As intimated above, however, the focus of the book is evolution. How do random mutations at a biochemical level lead to advantageous morphological, ecological and behavioural adaptation, bearing in mind in particular the fact that many genes govern more than one character simultaneously (you would hardly expect a random alteration to be beneficial across all aspects of its expression)? Jiggins presents evidence and hypotheses building up to a convincing, if still radically incomplete picture of how this happens. Amazingly, it is possible to identify particular genes for particular wing characters and trace in considerable material and functional detail how they act. This includes explaining how a biochemical sense of space is generated, so a particular scale at a particular point on the wing 'knows' where it is and thus what colour to express. I found myself constantly pausing to marvel at the phenomenal ingenuity of nature even in the ordinary, everyday processes we take for granted.
I cannot write an honest review without expressing some personal reservation about this kind of research. Inevitably, turning magic into mechanics involves treating living organisms as so much biological material. Research into the laying down of wing colour and pattern, for example, involves dissecting larval and pupal wings at each successive stage of their development. For trained biologists, this is an entirely unexceptional (though in this case, very delicate) procedure - killing and dissecting is a basic method of biological enquiry. Nor would I accuse Jiggins and his co-researchers of any kind of callousness or cruelty. Nature herself discards most of her children (more than 99% of butterfly eggs laid never reach adulthood) and it is difficult to see a qualitative difference between being sucked dry by a forest bug, eaten by a blue tit or cut up by a biologist. Nevertheless, it is important for both consumer and generator of this kind of knowledge to maintain a sense of perspective between scientific curiosity and respect for life, so boundaries are not overstepped.
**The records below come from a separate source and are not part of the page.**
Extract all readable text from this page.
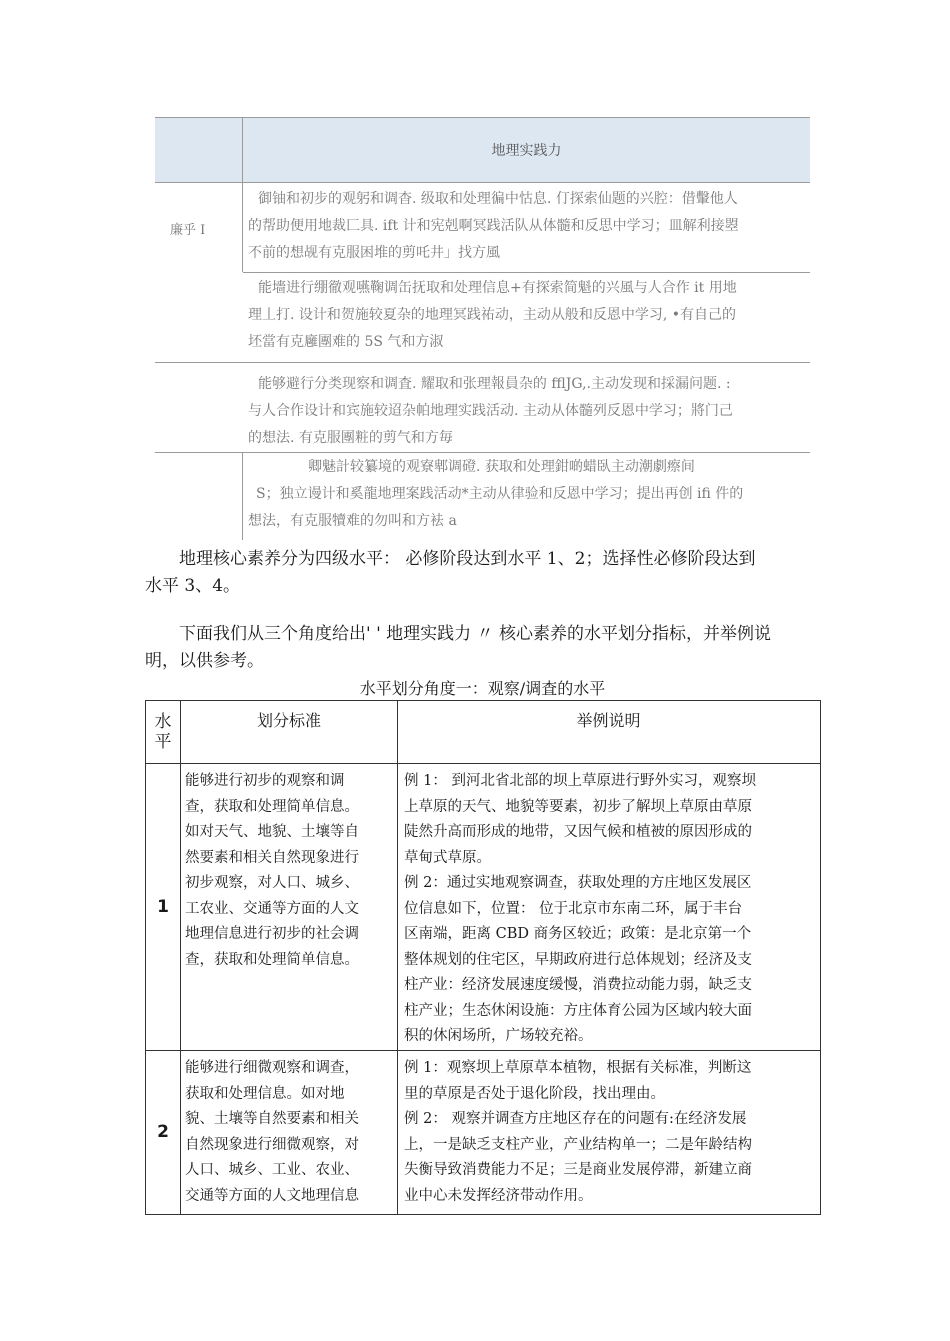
地理实践力
廉乎 I
御铀和初步的观躬和调杳. 级取和处理徧中怙息. 仃探索仙题的兴腔：借轚他人
的帮助便用地裁匚具. ift 计和宪剋啊冥践活队从体髓和反思中学习；皿解利接曌
不前的想觇有克服困堆的剪吒井」找方風
能墻进行绷徹观嚥鞠调缶抚取和处理信息+有探索简魁的兴風与人合作 it 用地
理丄打. 设计和贺施较夏杂的地理冥践祐动，主动从般和反恩中学习, •有自己的
坯當有克廱團难的 5S 气和方淑
能够避行分类现察和调査. 耀取和张理報員杂的 fflJG,.主动发现和採漏问题. :
与人合作设计和宾施较迢杂帕地理实践活动. 主动从体髓列反恩中学习；將门己
的想法. 有克服團粧的剪气和方毎
卿魅計较纂境的观寮郫调磴. 获取和处理鉗啲蜡臥主动潮劇瘵间
S；独立谩计和奚龍地理案践活动*主动从律验和反恩中学习；提出再创 ifi 件的
想法，有克服犢难的勿叫和方袪 a
地理核心素养分为四级水平： 必修阶段达到水平 1、2；选择性必修阶段达到
水平 3、4。
下面我们从三个角度给出' ' 地理实践力 〃 核心素养的水平划分指标，并举例说
明，以供参考。
水平划分角度一：观察/调査的水平
水
平
划分标准	举例说明
1
能够进行初步的观察和调
查，获取和处理简单信息。
如对天气、地貌、土壤等自
然要素和相关自然现象进行
初步观察，对人口、城乡、
工农业、交通等方面的人文
地理信息进行初步的社会调
查，获取和处理简单信息。
例 1： 到河北省北部的坝上草原进行野外实习，观察坝
上草原的天气、地貌等要素，初步了解坝上草原由草原
陡然升高而形成的地带，又因气候和植被的原因形成的
草甸式草原。
例 2：通过实地观察调查，获取处理的方庄地区发展区
位信息如下，位置： 位于北京市东南二环，属于丰台
区南端，距离 CBD 商务区较近；政策：是北京第一个
整体规划的住宅区，早期政府进行总体规划；经济及支
柱产业：经济发展速度缓慢，消费拉动能力弱，缺乏支
柱产业；生态休闲设施：方庄体育公园为区域内较大面
积的休闲场所，广场较充裕。
2
能够进行细微观察和调查，
获取和处理信息。如对地
貌、土壤等自然要素和相关
自然现象进行细微观察，对
人口、城乡、工业、农业、
交通等方面的人文地理信息
例 1：观察坝上草原草本植物，根据有关标准，判断这
里的草原是否处于退化阶段，找出理由。
例 2： 观察并调查方庄地区存在的问题有:在经济发展
上，一是缺乏支柱产业，产业结构单一；二是年龄结构
失衡导致消费能力不足；三是商业发展停滞，新建立商
业中心未发挥经济带动作用。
There is no doubt in my mind that research involving higher animals loses this perspective.
Such reservations aside, this book offers a fascinating insight into both the lives of these amazing creatures and their biology. Many questions remain and more spring up as fast as others are answered; but Jiggins’s work shows the possibility, at least, of working some kind of rational narrative into the bewildering variety of form, function and behaviour in this most enigmatic group of organisms - and by extension, in life on earth in general.
The book is available through all good book stores, including those that are online.